Before You Ask For a Chat Bot...
Chances are if you’re working in a large enterprise today you've heard the request or perhaps even made it yourself. "We need a bot," or, "We should use AI to solve that," sounds like such a fantastic idea. I mean, we do live in amazing times filled with science fiction technologies that are moving very quickly to reality. So, this idea isn't at all wrong. In fact, it's a pretty good one.
I’ve heard it quite a bit myself in my role. So, I started to think about the questions to challenge the requests in order to test the commitment to make a chat bot work in the particular instance it’s being requested. Here are the key questions I think are necessary to ask when considering a bot:
- Do You Have the Data? Any bot discussion should start with a dialogue around the data source that will be used for ‘said’ bot. You see, absolutely critical in determining the success of a bot, one that people will come back to time and time again, is a treasure trove of rich data: Data that is typically more expansive and nuanced than your audience has the patience to wade through is usually what's driving the idea of creating a bot. A bot to answer questions about a complex policy, provide the user insights on years of financial data, or provide insights relative to mountains of knowledge capital in the form of terabytes of documents in a repository, will all do better with a rich set of data. And, of course, knowing what data you have will save the collective user base a ton of time as well as the organization as a whole. Bottom line: Make sure you're starting with a use case that has a comprehensive data source.
- Are You Committed to Curating the Information for the Bot? Are you willing to commit grey matter (i.e. a person or people) to making the bot smarter and smarter? I usually get the immediate response of, "What do you mean? This is a bot, it's supposed to learn and get smarter, right?" This is where real life and science fiction usually collide for the requester. Machine learning has come a very long way and the advancements are certainly promising. Scientists are setting up robots to learn how to walk, teaching them create to their own languages and a ton of other examples out there. But for the use cases being discussed in the enterprise right now, the vast majority will need human intervention to ensure the bot gets smarter and smarter to keep the users coming back for more. The way to do this is by ensuring that the bot has a mechanism (i.e. a human or team of humans) for surfacing the questions being asked by the users, the success rate of the responses, the level of user frustration (abandoned interactions), the return rate of individual users, etc. This is real work and will return handsomely on your investment if you commit some humans to the task.

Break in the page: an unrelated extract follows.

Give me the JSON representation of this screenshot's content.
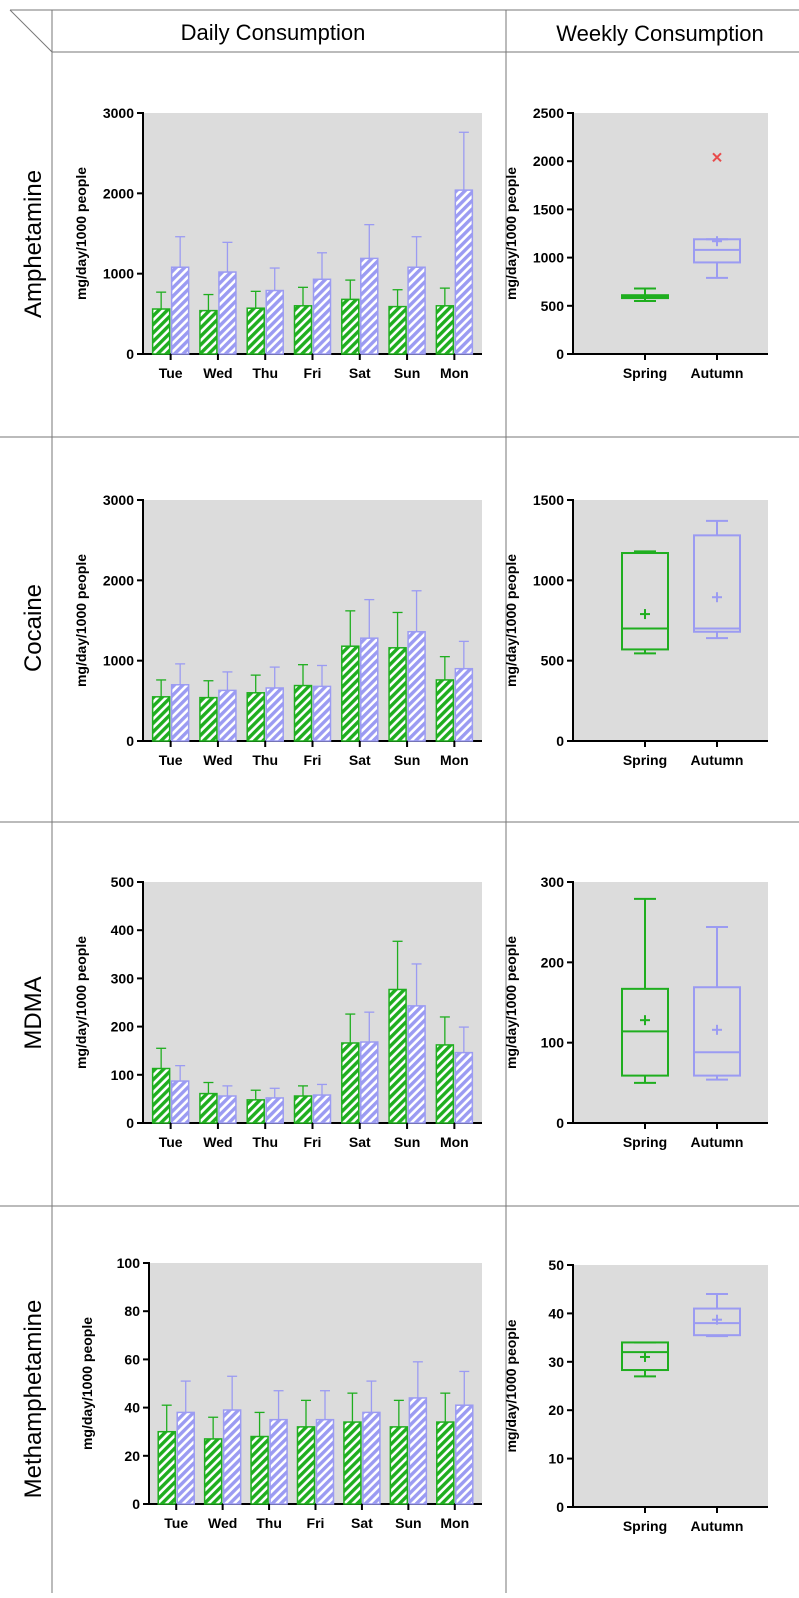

- Are You OK if Your Bot Isn't the Center of Attention? This is a fun one to discuss. The use case for an individual bot can be extremely compelling. It surely will solve some pain points that many people have today or you wouldn't be contemplating it, right? But how exactly are your employees going to get to your bot? An important factor in launching a successful bot is simply access. Think about how your employees do their day-to-day work, where they do it, the complexity of their roles or teams, their technical environments, etc., and try to hone in on what is going to be quickest and most intuitive to your workforce so the bot can provide the value that you intended. For example, think about intelligent agents like Amazon Alexa, Apple Siri, or Microsoft's Cortana, and the fact that there's just one interface to remember and that one interface can handle a bunch of different questions or tasks. We need to pay particular attention to the reasons this works very well and avoid a confusing or cluttered user experience.
- Will You Trust the Answers & Let Them Stand? Putting a bot in front of your users - provided that bot is connected to your rich data (see #1), is constantly curated (see #2) and is easily accessible (see #3) - to answer their questions is more nuanced that it may first appear. Take, for instance, company policies. An employee consulting a bot to provide a definitive answer on any topic, especially one where they might not corroborate the answer with someone (for example HR or their Legal Department) means that your bot needs to be extremely accurate. The bot might not have the full context of who is asking the question. For example, someone who lives in the United States might be asking the bot about the travel policy and receive the perfect answer, but for someone living in Madrid, Spain the answer could be very different. When the employee makes a decision based on the bot response (which they will if that's what you tell them to do) it just highlights the importance of getting this right from the start. So, having all three of the first questions squarely addressed will make this accuracy issue fall more comfortably into place. However, that is not to say that having these three questions answered will ensure complete accuracy from the start. I am encouraging a continuous examination of your bot project to help achieve your desired state in #4.
These are fairly straightforward questions to ask at the start of whatever bot journey you might be taking. I have found that thoughtful reflection on these concepts helps to turf up not only which ideas should be taken forward to full deployment in your enterprise, but can also help the teams that have already deployed bots to consider how they can improve them.
The rise of bots is similar in many ways to the first big propagation of mobile apps in the enterprise. There were thousands of fantastic ideas for a mobile app that would become the "one stop shop" for all of your employees to get their most urgent tasks done on the go. Only a handful of these usually survived a few months in the hands of users and those were usually the ones that had similar characteristics of those where you could answer "Yes" to the kinds of questions above.